From fine-dining gems to ramen shops to steakhouses, these three restaurant bars are putting as much emphasis on their bar snacks as they are on drinks. Stop in soon for a bit of snappy snacking.

18 Seaboard

18 Seaboard’s bar snack menu showcases chef-owner Jason Smith’s refined Southern cuisine and penchant for impeccably sourced ingredients executed with chef de cuisine Jake Wood’s creative flair. Highlights include barbecue popcorn, where Geechie Boy Mill indigo blue kernels are popped in bacon fat, tossed with a Maui sweet onion barbecue dry rub and finished with Sea Love Sea Salt Co.’s sea salt and crumbled country ham; duck BBQ buns, featuring warm bao stuffed with duck confit and finished with Alabama white barbecue sauce, micro chervil and puffed farro piccolo, another heirloom grain from Geechie Boy Mill; and broiled N.C. Core Sounders oysters topped with house made pimento cheese and prosciutto. Fuel your snack party with either the strawberry-rhubarb sangria, punched up with strawberry vodka, or a blood orange margarita, bolstered with blood orange rind syrup.

Mandolin

Jason Wolonick

With its rich wood tones, clean lines and mason jar-lined shelves, Mandolin feels like the chic-est farmhouse ever, which is fitting as the menu features ingredients from chef-owner Sean Fowler’s farm. The farm-to-table vibes extend to the bar too, with a menu that marries Fowler’s fine dining finesse and creative riffs on Southern cuisine, including a bar-setting charcuterie board with silky chicken liver pâté and head cheese, plus pickled components such as celery or fermented cucamelons. Pair it with The Farmer’s Daughter, a spring-ready gin fizz crafted with a strawberry-beet shrub.
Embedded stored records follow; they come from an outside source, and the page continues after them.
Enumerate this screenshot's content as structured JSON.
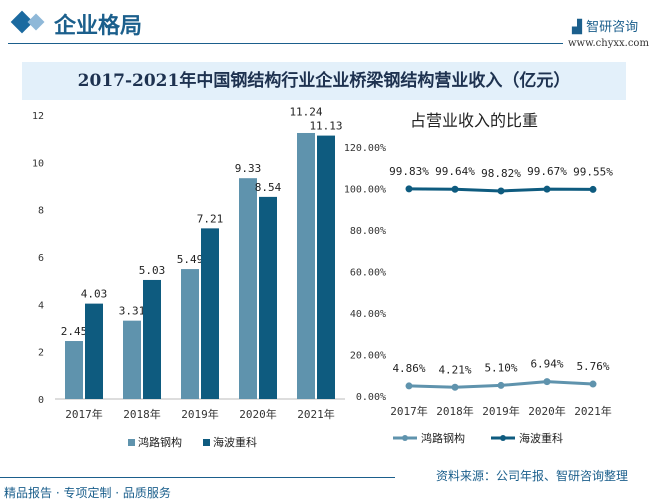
{
  "header": {
    "section_title": "企业格局",
    "logo_text": "智研咨询",
    "url": "www.chyxx.com"
  },
  "title": "2017-2021年中国钢结构行业企业桥梁钢结构营业收入（亿元）",
  "footer": {
    "source": "资料来源：公司年报、智研咨询整理",
    "slogan": "精品报告 · 专项定制 · 品质服务"
  },
  "colors": {
    "series1": "#5f93ad",
    "series2": "#0e5b7f",
    "accent": "#1b5f8c"
  },
  "chart_data": [
    {
      "type": "bar",
      "categories": [
        "2017年",
        "2018年",
        "2019年",
        "2020年",
        "2021年"
      ],
      "series": [
        {
          "name": "鸿路钢构",
          "values": [
            2.45,
            3.31,
            5.49,
            9.33,
            11.24
          ]
        },
        {
          "name": "海波重科",
          "values": [
            4.03,
            5.03,
            7.21,
            8.54,
            11.13
          ]
        }
      ],
      "ylim": [
        0,
        12
      ],
      "yticks": [
        0,
        2,
        4,
        6,
        8,
        10,
        12
      ],
      "legend": "bottom"
    },
    {
      "type": "line",
      "title": "占营业收入的比重",
      "categories": [
        "2017年",
        "2018年",
        "2019年",
        "2020年",
        "2021年"
      ],
      "series": [
        {
          "name": "鸿路钢构",
          "values": [
            4.86,
            4.21,
            5.1,
            6.94,
            5.76
          ],
          "labels": [
            "4.86%",
            "4.21%",
            "5.10%",
            "6.94%",
            "5.76%"
          ]
        },
        {
          "name": "海波重科",
          "values": [
            99.83,
            99.64,
            98.82,
            99.67,
            99.55
          ],
          "labels": [
            "99.83%",
            "99.64%",
            "98.82%",
            "99.67%",
            "99.55%"
          ]
        }
      ],
      "ylim": [
        0,
        120
      ],
      "yticks": [
        "0.00%",
        "20.00%",
        "40.00%",
        "60.00%",
        "80.00%",
        "100.00%",
        "120.00%"
      ],
      "legend": "bottom"
    }
  ]
}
The mix-and-match bar plates menu is also a highlight (and a steal)—$15 gets you a craft beer (try Lynwood Brewing Concern’s Czech Yourself pilsner), and either a main dish, such as the pimento cheese bacon burger, or two sides including hand cut French fries showered with duck fat and malt vinegar powders and airy pork rinds with a side of ranch dressing, which gets a tangy umami hit from smoked, fermented collard stems.

 

Sullivan’s Steakhouse

Sullivan’s Steakhouse

Sullivan’s Steakhouse is best known for its Flinstonian bone-in steaks and seafood-inspired fare, but its new bar menu offers a bite-size taste of the steakhouse experience. Try the truffle steak tartare, where chopped raw beef redolent of earthy truffles is piled onto challah toast rounds and topped with a one-two crunch of cornichons and pickled shallots. Or try the tuna poke shooters, served atop English cucumber rounds arranged on a dramatic pink salt block. Pair these with the Fig Rosemary Smash, where Rémy Martin VSOP Cognac mingles with lemon and herbal Bittermens Scarborough bitters, garnished with a fresh rosemary sprig and spoonful of fig preserves. Take advantage of $7 shared bar bites, signature cocktails and select wines during happy hour Thursdays and Sundays from 4:30 p.m. until close.